I Knew There was Something I Forgot to Do Yesterday

And guess what?  It was updating this blog.  (See previous post about looming deadlines and encroaching tunnel vision.)

By way of apology . . . a recipe.  Not as mindless as some of my deadline standbys, but simple enough, and filling.

Scalloped Potatoes with Ham and Cheese

You need:

  • 8 potatoes, peeled and sliced thin (I used russets, because they were on sale, but I expect that any kind would do.)
  • 1 pound, more or less, sliced ham (enough to make one layer in a 13×9 serving dish, anyhow.  I used leftovers from a spiral-sliced cooked ham that was also on sale, but you could just go up to the deli counter and ask for a pound of Virginia ham, sliced thick.  No one says you have to put it all into sandwiches.)
  • 1 cup shredded cheddar cheese
  • bread crumbs

Also:
2 cups of cream sauce, made thusly:

  •     4 T (1/2 stick) butter
  •     4 T flour
  •     1 cup chicken stock (I usually make it up from a jar of chicken stock base that I keep handy, but this time I happened to have one of those plastic boxes of ready-to-go stock in the refrigerator)
  •     1 cup cream or half-and-half (or milk, if that’s what you’ve got)
  •     pinch of salt (if the stock you have on hand is of the low-sodium variety)
  •     dash of white pepper (or regular pepper, if you don’t have white pepper and don’t mind pepper flecks in your cream sauce)
  •     dash of nutmeg

Melt the butter in a largish frying pan.  Add the flour.  Stir it around over medium heat until blended; don’t let it get brown.
Add the chicken stock gradually, stirring to keep the mixture from getting lumpy.
Add the dairy liquid, and keep on stirring.
Add the salt, pepper, and nutmeg.
When the mixture starts to thicken, it’s ready to go.  (If you have to give it a scrape to keep it from sticking to the bottom of the pan, it’s thickened.)

The first things you do:

Cut the ham slices off the ham.  This job can be outsourced to somebody in the household who likes playing with knives, in return for letting them have some of the ham to eat right then.  (Your cats would love to help with this, but as yet — thankfully — they don’t have the necessary knife-wielding skills.)

Peel and slice all those potatoes.  You’re not as likely to be able to outsource this bit, unfortunately.

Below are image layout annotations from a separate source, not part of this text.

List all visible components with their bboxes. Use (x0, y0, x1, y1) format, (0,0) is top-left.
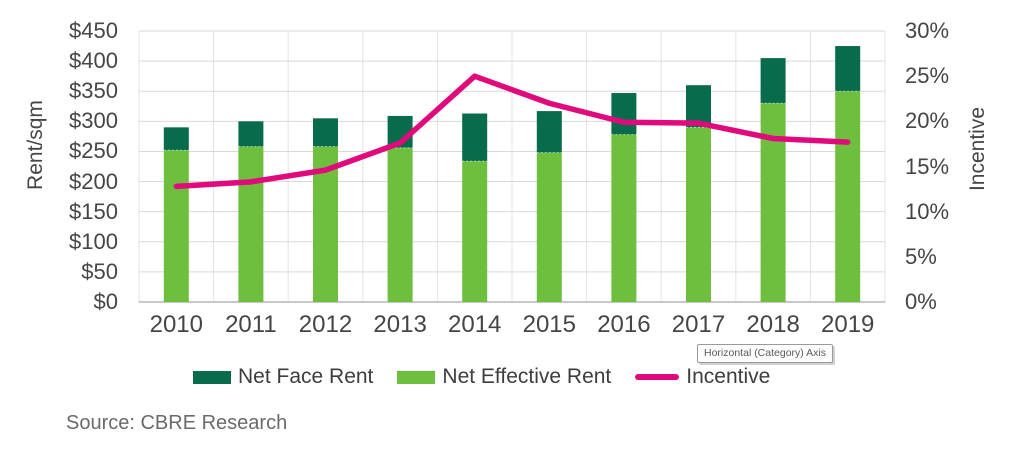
bar-net-effective-rent[interactable] (387, 147, 413, 302)
legend-label-net-face-rent: Net Face Rent (238, 365, 374, 388)
left-axis-tick[interactable]: $0 (93, 289, 118, 314)
left-axis-tick[interactable]: $200 (69, 168, 118, 194)
x-axis-label[interactable]: 2019 (820, 311, 875, 338)
right-axis-tick[interactable]: 10% (905, 198, 950, 224)
net-face-rent-swatch-icon (193, 370, 231, 384)
left-axis-tick[interactable]: $300 (69, 108, 118, 134)
incentive-line[interactable] (173, 73, 851, 190)
left-axis-title[interactable]: Rent/sqm (24, 100, 47, 190)
legend-label-net-effective-rent: Net Effective Rent (442, 365, 612, 388)
left-axis-tick[interactable]: $100 (69, 228, 118, 254)
bar-net-effective-rent[interactable] (536, 152, 562, 302)
legend-item-incentive[interactable]: Incentive (635, 365, 770, 389)
x-axis-label[interactable]: 2014 (447, 311, 502, 338)
x-axis-label[interactable]: 2015 (522, 311, 576, 338)
legend-item-net-face-rent[interactable]: Net Face Rent (193, 365, 373, 389)
bar-net-face-rent[interactable] (462, 113, 488, 162)
bar-net-effective-rent[interactable] (163, 150, 189, 302)
right-axis-tick[interactable]: 15% (905, 153, 950, 179)
left-axis-tick[interactable]: $450 (69, 18, 118, 43)
net-effective-rent-swatch-icon (397, 370, 436, 384)
x-axis-label[interactable]: 2013 (373, 311, 427, 338)
legend-label-incentive: Incentive (686, 365, 771, 388)
incentive-line-swatch-icon (635, 374, 680, 380)
bar-net-face-rent[interactable] (536, 111, 562, 153)
bar-net-effective-rent[interactable] (760, 103, 786, 303)
x-axis-label[interactable]: 2010 (149, 311, 203, 338)
right-axis-title[interactable]: Incentive (966, 106, 989, 192)
source-note: Source: CBRE Research (66, 412, 288, 434)
right-axis-tick[interactable]: 0% (905, 289, 937, 314)
bar-net-face-rent[interactable] (835, 46, 861, 92)
right-axis-tick[interactable]: 30% (905, 18, 950, 43)
bar-net-effective-rent[interactable] (835, 91, 861, 302)
bar-net-face-rent[interactable] (163, 127, 189, 151)
right-axis-tick[interactable]: 20% (905, 108, 950, 134)
x-axis-label[interactable]: 2011 (225, 311, 277, 338)
x-axis-label[interactable]: 2018 (746, 311, 800, 338)
bar-net-face-rent[interactable] (760, 58, 786, 104)
left-axis-tick[interactable]: $400 (69, 48, 118, 74)
x-axis-label[interactable]: 2012 (298, 311, 353, 338)
left-axis-tick[interactable]: $350 (69, 78, 118, 104)
legend: Net Face Rent Net Effective Rent Incenti… (193, 364, 770, 390)
x-axis-label[interactable]: 2016 (597, 311, 651, 338)
left-axis-tick[interactable]: $250 (69, 138, 118, 164)
left-axis-tick[interactable]: $50 (81, 258, 118, 284)
bar-net-face-rent[interactable] (238, 121, 264, 147)
left-axis-tick[interactable]: $150 (69, 198, 118, 224)
legend-item-net-effective-rent[interactable]: Net Effective Rent (397, 365, 611, 389)
right-axis-tick[interactable]: 5% (905, 243, 937, 269)
right-axis-tick[interactable]: 25% (905, 63, 950, 89)
bar-net-effective-rent[interactable] (238, 146, 264, 302)
x-axis-label[interactable]: 2017 (671, 311, 726, 338)
bar-net-face-rent[interactable] (611, 93, 637, 135)
bar-net-effective-rent[interactable] (611, 134, 637, 302)
bar-net-face-rent[interactable] (313, 118, 338, 147)
bar-net-effective-rent[interactable] (686, 127, 711, 302)
bar-net-effective-rent[interactable] (462, 161, 488, 302)
axis-tooltip: Horizontal (Category) Axis (697, 344, 833, 363)
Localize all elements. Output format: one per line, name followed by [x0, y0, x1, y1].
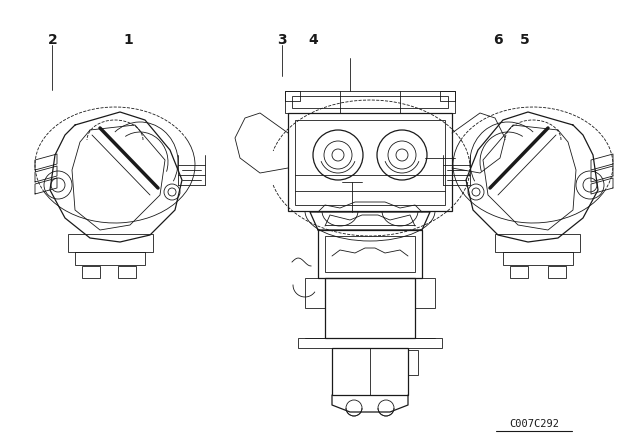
Bar [415, 278, 435, 308]
Text: 4: 4 [308, 33, 319, 47]
Bar [118, 266, 136, 278]
Bar [82, 266, 100, 278]
Bar [285, 91, 455, 113]
Text: 6: 6 [493, 33, 503, 47]
Bar [548, 266, 566, 278]
Bar [75, 252, 145, 265]
Bar [298, 338, 442, 348]
Text: 2: 2 [47, 33, 58, 47]
Text: C007C292: C007C292 [509, 419, 559, 430]
Bar [510, 266, 528, 278]
Bar [305, 278, 325, 308]
Bar [495, 234, 580, 252]
Bar [325, 236, 415, 272]
Bar [295, 120, 445, 205]
Bar [68, 234, 153, 252]
Bar [288, 113, 452, 211]
Bar [325, 278, 415, 338]
Bar [318, 230, 422, 278]
Bar [292, 96, 448, 108]
Bar [408, 350, 418, 375]
Text: 3: 3 [276, 33, 287, 47]
Text: 1: 1 [123, 33, 133, 47]
Text: 5: 5 [520, 33, 530, 47]
Bar [332, 348, 408, 395]
Bar [503, 252, 573, 265]
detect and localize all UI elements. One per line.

Make certain you’ve got the shredded cheese you remembered buying at the grocery store.  (If you don’t have the cheese, don’t fret.  The recipe is of sufficient goodness even without it.)  Also, do you have breadcrumbs?  If you don’t, you can make some right now in the food processor, if you’ve got a food processor — about 3 slices of bread should do the trick.

The next things you do:

Preheat the oven to 375 Fahrenheit and prep your 13×9 inch pan.  Grease it up with butter or Crisco, or use one of the cooking sprays, your choice.  Make sure you’ve got enough aluminum foil handy to cover the pan when the time comes.

Put your sliced potatoes in a layer (or a couple of overlapping layers, for best coverage) in the bottom of the 13×9 pan.  Put the sliced ham in a single layer on top of the potatoes.  Sprinkle the cup of shredded cheese on top of the ham.

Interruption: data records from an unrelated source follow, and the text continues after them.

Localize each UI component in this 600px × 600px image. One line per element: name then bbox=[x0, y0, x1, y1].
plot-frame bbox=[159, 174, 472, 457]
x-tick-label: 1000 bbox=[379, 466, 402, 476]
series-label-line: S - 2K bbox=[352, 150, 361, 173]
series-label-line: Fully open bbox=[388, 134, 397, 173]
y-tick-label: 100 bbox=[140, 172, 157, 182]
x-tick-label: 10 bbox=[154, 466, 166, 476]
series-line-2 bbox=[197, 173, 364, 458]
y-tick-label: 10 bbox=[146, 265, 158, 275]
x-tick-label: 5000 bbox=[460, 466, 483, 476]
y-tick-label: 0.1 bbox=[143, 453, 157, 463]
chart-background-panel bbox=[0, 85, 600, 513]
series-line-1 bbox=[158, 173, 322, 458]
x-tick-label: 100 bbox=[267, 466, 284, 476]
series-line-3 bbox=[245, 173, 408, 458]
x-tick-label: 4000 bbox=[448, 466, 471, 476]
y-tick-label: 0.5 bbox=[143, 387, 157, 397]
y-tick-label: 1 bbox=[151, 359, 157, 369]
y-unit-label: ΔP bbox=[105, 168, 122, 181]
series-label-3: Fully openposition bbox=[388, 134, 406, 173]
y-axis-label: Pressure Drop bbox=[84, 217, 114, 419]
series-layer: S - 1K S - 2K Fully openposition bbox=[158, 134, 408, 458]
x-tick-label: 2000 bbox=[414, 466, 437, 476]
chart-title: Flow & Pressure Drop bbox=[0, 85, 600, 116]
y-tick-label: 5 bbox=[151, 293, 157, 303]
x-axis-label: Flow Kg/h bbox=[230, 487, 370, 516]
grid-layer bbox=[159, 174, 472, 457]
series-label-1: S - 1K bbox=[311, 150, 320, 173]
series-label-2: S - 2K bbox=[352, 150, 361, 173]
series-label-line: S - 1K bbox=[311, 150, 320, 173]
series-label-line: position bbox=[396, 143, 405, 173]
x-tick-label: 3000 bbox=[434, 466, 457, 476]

Make the cream sauce, as described above.  When it’s thickened, pour it over the potatoes-ham-cheese layers.

And then:

Cover the 13×9 pan with aluminum foil.  (If it’s got its own lid, you don’t have to do this.)  Put the pan into the preheated oven and cook, covered, for an hour.

Then:

Remove the aluminum foil.  Sprinkle the dish with enough breadcrumbs to make a crust on top.  Put it back into the oven and cook uncovered for another 15-20 minutes, or until the breadcrumbs have gotten golden-brown and crispy.

And serve it forth.

(A further note:  The cream sauce recipe here is a good basic one, useful for making the creamed part of creamed onions, or for the gravy portion of biscuits-and-sausage-gravy (substituting fat from the cooked sausage for all or part of the butter), or for anything else that calls for a standard white sauce.)

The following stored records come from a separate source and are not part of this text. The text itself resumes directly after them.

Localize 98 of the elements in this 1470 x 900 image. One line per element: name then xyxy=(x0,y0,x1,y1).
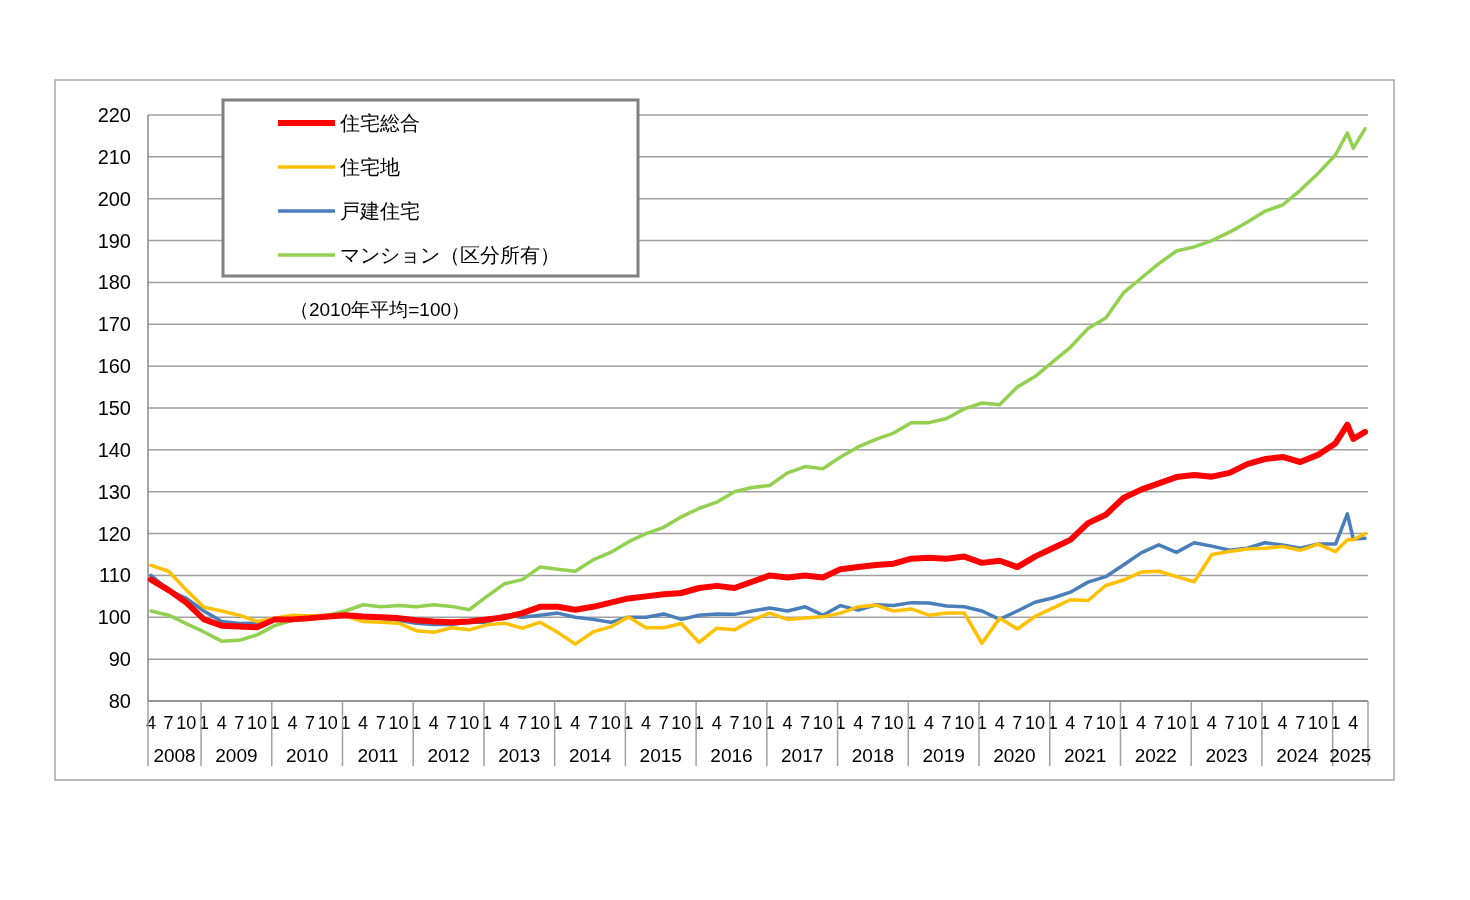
y-tick-label: 170 xyxy=(97,313,131,336)
text: 2012 xyxy=(427,745,470,766)
x-tick-label: 1 xyxy=(1189,713,1200,733)
x-tick-label: 4 xyxy=(711,713,722,733)
x-tick-label: 4 xyxy=(782,713,793,733)
x-tick-label: 7 xyxy=(587,713,598,733)
x-tick-label: 7 xyxy=(446,713,457,733)
x-tick-label: 7 xyxy=(1224,713,1235,733)
x-tick-label: 4 xyxy=(216,713,227,733)
annotation: （2010年平均=100） xyxy=(289,299,471,320)
text: 2011 xyxy=(357,745,399,766)
text: 2022 xyxy=(1134,745,1177,766)
x-tick-label: 4 xyxy=(853,713,864,733)
text: 2020 xyxy=(993,745,1036,766)
x-tick-label: 4 xyxy=(923,713,934,733)
x-tick-label: 1 xyxy=(411,713,422,733)
x-tick-label: 7 xyxy=(234,713,245,733)
y-tick-label: 120 xyxy=(97,522,131,545)
x-tick-label: 4 xyxy=(499,713,510,733)
x-tick-label: 7 xyxy=(517,713,528,733)
text: 2008 xyxy=(153,745,196,766)
x-tick-label: 10 xyxy=(742,713,763,733)
x-tick-label: 4 xyxy=(1065,713,1076,733)
x-tick-label: 10 xyxy=(1095,713,1116,733)
x-tick-label: 7 xyxy=(163,713,174,733)
legend-label: 住宅地 xyxy=(339,156,400,178)
text: 2021 xyxy=(1063,745,1107,766)
x-tick-label: 10 xyxy=(600,713,621,733)
x-tick-label: 4 xyxy=(287,713,298,733)
x-tick-label: 10 xyxy=(247,713,268,733)
y-tick-label: 180 xyxy=(97,271,131,294)
text: 2019 xyxy=(922,745,965,766)
text: 2017 xyxy=(781,745,824,766)
text: 2013 xyxy=(498,745,541,766)
x-tick-label: 4 xyxy=(1206,713,1217,733)
y-tick-label: 200 xyxy=(97,187,131,210)
text: 2014 xyxy=(568,745,612,766)
x-tick-label: 10 xyxy=(388,713,409,733)
x-tick-label: 10 xyxy=(883,713,904,733)
x-tick-label: 10 xyxy=(529,713,550,733)
x-tick-label: 7 xyxy=(1012,713,1023,733)
x-tick-label: 1 xyxy=(481,713,492,733)
y-tick-label: 140 xyxy=(97,438,131,461)
x-tick-label: 1 xyxy=(198,713,209,733)
legend-label: 戸建住宅 xyxy=(340,200,420,222)
y-tick-label: 150 xyxy=(97,397,131,419)
x-tick-label: 7 xyxy=(375,713,386,733)
x-tick-label: 7 xyxy=(305,713,316,733)
x-tick-label: 7 xyxy=(729,713,740,733)
x-tick-label: 10 xyxy=(1237,713,1258,733)
x-tick-label: 10 xyxy=(812,713,833,733)
x-tick-label: 1 xyxy=(976,713,987,733)
x-tick-label: 1 xyxy=(1259,713,1270,733)
x-tick-label: 7 xyxy=(1295,713,1306,733)
text: 2009 xyxy=(215,745,258,766)
x-tick-label: 4 xyxy=(1348,713,1359,733)
text: 2016 xyxy=(710,745,753,766)
x-tick-label: 7 xyxy=(1083,713,1094,733)
x-tick-label: 4 xyxy=(1136,713,1147,733)
x-tick-label: 4 xyxy=(145,713,156,733)
y-tick-label: 190 xyxy=(97,229,131,252)
x-tick-label: 10 xyxy=(176,713,197,733)
y-tick-label: 90 xyxy=(108,648,131,671)
text: 2015 xyxy=(639,745,682,766)
text: 2018 xyxy=(851,745,895,766)
x-tick-label: 4 xyxy=(570,713,581,733)
y-tick-label: 130 xyxy=(97,480,131,503)
y-tick-label: 210 xyxy=(97,145,131,168)
x-tick-label: 7 xyxy=(870,713,881,733)
x-tick-label: 10 xyxy=(459,713,480,733)
x-tick-label: 10 xyxy=(317,713,338,733)
x-tick-label: 1 xyxy=(764,713,775,733)
text: 2010 xyxy=(285,745,329,766)
y-tick-label: 160 xyxy=(97,355,131,378)
y-tick-label: 110 xyxy=(99,564,131,587)
legend-label: 住宅総合 xyxy=(339,112,420,134)
x-tick-label: 7 xyxy=(941,713,952,733)
x-tick-label: 10 xyxy=(954,713,975,733)
x-tick-label: 7 xyxy=(800,713,811,733)
legend-label: マンション（区分所有） xyxy=(340,244,560,266)
x-tick-label: 10 xyxy=(1307,713,1328,733)
text: 2025 xyxy=(1329,745,1372,766)
y-tick-label: 100 xyxy=(97,606,131,629)
y-tick-label: 80 xyxy=(108,690,131,712)
x-tick-label: 10 xyxy=(1024,713,1046,733)
y-tick-label: 220 xyxy=(97,104,131,126)
x-tick-label: 7 xyxy=(1153,713,1164,733)
text: 2024 xyxy=(1276,745,1319,766)
x-tick-label: 10 xyxy=(1166,713,1187,733)
text: 2023 xyxy=(1205,745,1248,766)
x-tick-label: 7 xyxy=(658,713,669,733)
x-tick-label: 4 xyxy=(358,713,369,733)
x-tick-label: 4 xyxy=(1277,713,1288,733)
x-tick-label: 10 xyxy=(671,713,692,733)
x-tick-label: 4 xyxy=(428,713,439,733)
x-tick-label: 4 xyxy=(641,713,652,733)
x-tick-label: 4 xyxy=(994,713,1005,733)
x-tick-label: 1 xyxy=(694,713,705,733)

Deadline Horror: The Looming

For lo, I have sworn a mighty oath (“Darn it!” I said) that I’ll get this book finished before my birthday.

At the moment, I’m relatively sane, because the book has not yet claimed squatter’s rights on the greater portion of my brain, and complete deadline tunnel vision has yet to set in.

I make no promises as to what my state of mind will be like by the time Thanksgiving rolls around, though.